Killer Joe
Dès la séquence d’ouverture, tout est dit, ou presque : Chris (Emile Hirsh, Into the Wild), un jeune dealer de Dallas, débarque dans la roulotte de son père sous une pluie battante, tambourine à sa porte miteuse, tandis qu’un chien, baromètre sur pattes de sa baraka, lui aboie déjà dessus.
Chris est un porteur de catastrophes comme d’autres sont des porte‑serviette. Le plan génialement foireux que vient proposer Chris à son benêt de padre ‑tuer la mère afin d’empocher son assurance vie‑ se terminera comme il a commencé : dans le chaos, l’amateurisme le plus total et sous le signe de cette malchance héréditaire réservée aux seuls losers.
Faut‑il le préciser, entre un père constamment ahuri, une belle‑mère vorace aux allures de femme fatales de diners (Gina Gershon, toujours abonnée aux rôles de bitches émouvantes) et une sœur, Dottie, qui se réfugie dans sa chambre en essayant de croire que le monde ressemble à sa boule de neige kitsch, la famille de Chris cumule toutes les tares de l’Amérique White Trash.
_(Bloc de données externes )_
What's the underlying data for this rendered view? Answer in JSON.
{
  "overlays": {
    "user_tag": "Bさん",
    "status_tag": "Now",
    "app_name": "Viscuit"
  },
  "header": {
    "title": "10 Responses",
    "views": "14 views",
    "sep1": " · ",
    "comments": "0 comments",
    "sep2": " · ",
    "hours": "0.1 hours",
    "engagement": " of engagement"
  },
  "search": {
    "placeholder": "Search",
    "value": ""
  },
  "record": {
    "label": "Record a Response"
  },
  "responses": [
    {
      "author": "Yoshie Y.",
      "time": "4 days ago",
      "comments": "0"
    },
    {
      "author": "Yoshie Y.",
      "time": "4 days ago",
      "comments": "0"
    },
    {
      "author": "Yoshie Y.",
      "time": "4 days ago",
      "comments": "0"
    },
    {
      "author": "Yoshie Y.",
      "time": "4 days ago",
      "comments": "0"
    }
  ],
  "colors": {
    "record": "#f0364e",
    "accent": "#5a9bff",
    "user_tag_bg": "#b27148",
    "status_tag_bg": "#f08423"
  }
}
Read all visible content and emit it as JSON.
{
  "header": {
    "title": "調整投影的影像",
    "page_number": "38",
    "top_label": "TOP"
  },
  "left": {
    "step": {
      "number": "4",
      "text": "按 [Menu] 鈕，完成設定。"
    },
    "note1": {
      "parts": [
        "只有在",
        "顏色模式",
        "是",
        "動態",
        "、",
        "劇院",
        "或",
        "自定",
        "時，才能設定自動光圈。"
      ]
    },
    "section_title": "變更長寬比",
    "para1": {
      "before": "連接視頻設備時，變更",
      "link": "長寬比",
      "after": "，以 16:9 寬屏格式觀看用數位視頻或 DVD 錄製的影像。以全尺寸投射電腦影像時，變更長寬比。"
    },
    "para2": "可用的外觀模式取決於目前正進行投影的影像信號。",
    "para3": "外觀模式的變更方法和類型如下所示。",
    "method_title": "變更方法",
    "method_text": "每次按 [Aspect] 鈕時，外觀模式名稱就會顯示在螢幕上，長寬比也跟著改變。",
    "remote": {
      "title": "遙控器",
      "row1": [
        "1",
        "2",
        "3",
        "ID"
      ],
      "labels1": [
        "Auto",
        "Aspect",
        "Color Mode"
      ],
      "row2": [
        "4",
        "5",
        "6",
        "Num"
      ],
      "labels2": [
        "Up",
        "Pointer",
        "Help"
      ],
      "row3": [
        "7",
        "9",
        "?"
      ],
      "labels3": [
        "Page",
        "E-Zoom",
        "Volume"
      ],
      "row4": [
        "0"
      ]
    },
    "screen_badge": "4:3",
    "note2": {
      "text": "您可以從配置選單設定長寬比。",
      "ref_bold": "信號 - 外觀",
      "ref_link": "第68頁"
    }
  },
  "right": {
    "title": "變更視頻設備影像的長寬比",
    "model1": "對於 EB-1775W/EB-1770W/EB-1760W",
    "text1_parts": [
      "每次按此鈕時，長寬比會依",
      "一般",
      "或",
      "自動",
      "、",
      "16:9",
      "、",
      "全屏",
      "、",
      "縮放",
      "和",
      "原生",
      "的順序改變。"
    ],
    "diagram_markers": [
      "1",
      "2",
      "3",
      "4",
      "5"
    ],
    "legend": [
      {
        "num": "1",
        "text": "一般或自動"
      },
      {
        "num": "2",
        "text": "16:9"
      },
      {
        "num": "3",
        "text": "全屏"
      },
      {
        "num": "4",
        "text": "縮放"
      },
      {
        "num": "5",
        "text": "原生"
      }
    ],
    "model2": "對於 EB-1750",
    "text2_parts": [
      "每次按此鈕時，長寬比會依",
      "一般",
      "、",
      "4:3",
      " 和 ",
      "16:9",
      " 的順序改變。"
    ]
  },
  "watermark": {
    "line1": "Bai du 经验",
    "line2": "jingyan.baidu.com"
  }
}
Ou plutôt, elle incarne une famille recomposée modèle dont toutes les pulsions (inceste, meurtre, avarice, etc.) auraient été mises à nu.
Certains ont de la chance, donc, et d’autres pas. Et surtout tuer est un métier, leçon fondamentale que Friedkin a retenu de Hitchcock, mais pas Chris, qui décide de louer les services d’un professionnel, un certain Killer Joe (Matthew McConaughey, très bon), flic maniaque le jour et tueur à gages la nuit, afin d’accomplir la sale besogne.
Au fond, tout l’intérêt du dernier film de William Friedkin, ex‑wonderboy du Nouvel Hollywood toujours à flot dont toute l'œuvre, de L’exorciste à Police fédérale Los Angeles, du Sang du sorcier à Bug, est travaillée par une même fascination pour le Mal, pour sa capacité à s’emparer des individus, à les séduire, à jouer avec leur (notre) part sombre et maudite, est de répondre à une question.
Une question donc, que ce thriller poisseux qui dialogue de loin avec le No Country for Old Men des frères Coen ne cesse de nous poser. À quel moment le Mal a‑t‑il pénétré l’antre familial ? Lorsque Killer Joe franchit le seuil du foyer ? Lorsque Chris accepte, en guise de caution, que Joe fasse mumuse avec sa sœur baby doll ? Ou bien avant, lorsque l’idée même de tuer sa mère a effleuré l’esprit de ce petit délinquant criblé de dettes ?
L’incertitude morale est inscrite dans le code génétique du cinéma de Friedkin, qui ne croit ni à l’innocence absolue ni à la culpabilité certaine. Ses films, et Killer Joe en offre un exemple éclatant, constituent toujours des expériences‑limites, pour les personnages bien sûr (souvenez‑vous de Pacino dans Cruising), mais aussi pour le spectateur qui, en bout de course, n’y trouve sa juste place qu’à condition d’être au clair avec sa propre conception morale du monde, ce qui, dans la langue du réalisateur de French Connection, signifie son ambiguïté.
Adapté de la pièce éponyme de Tracy Letts (qui a également signé le scénario), Killer Joe appartient aussi à une veine plus théâtrale de son cinéma. En 1968, il adaptait déjà la pièce de Pinter, The Birthday Party, et Bug, son précédent film, empruntait la forme du huis clos, qui dit certes une modestie un peu contrainte (Killer Joe n'a coûté que 10 millions de dollars, Friedkin n’ayant plus la cote suffisante à Hollywood pour tourner des films plus amples), mais aussi une vérité de son cinéma, qui serait celui d’une étude de caractère serrée, à la loupe presque, des ravages produits par le Mal au sein d’une famille qui, au fond, dysfonctionne ordinairement.
Sachez enfin que, pour au moins une scène qui changera ‑à jamais‑ votre vision des manchons de poulet, Killer Joe a dû en découdre avec la censure américaine (le film est sorti là‑bas dans une version légèrement amputée). Il sort chez nous en version intégrale.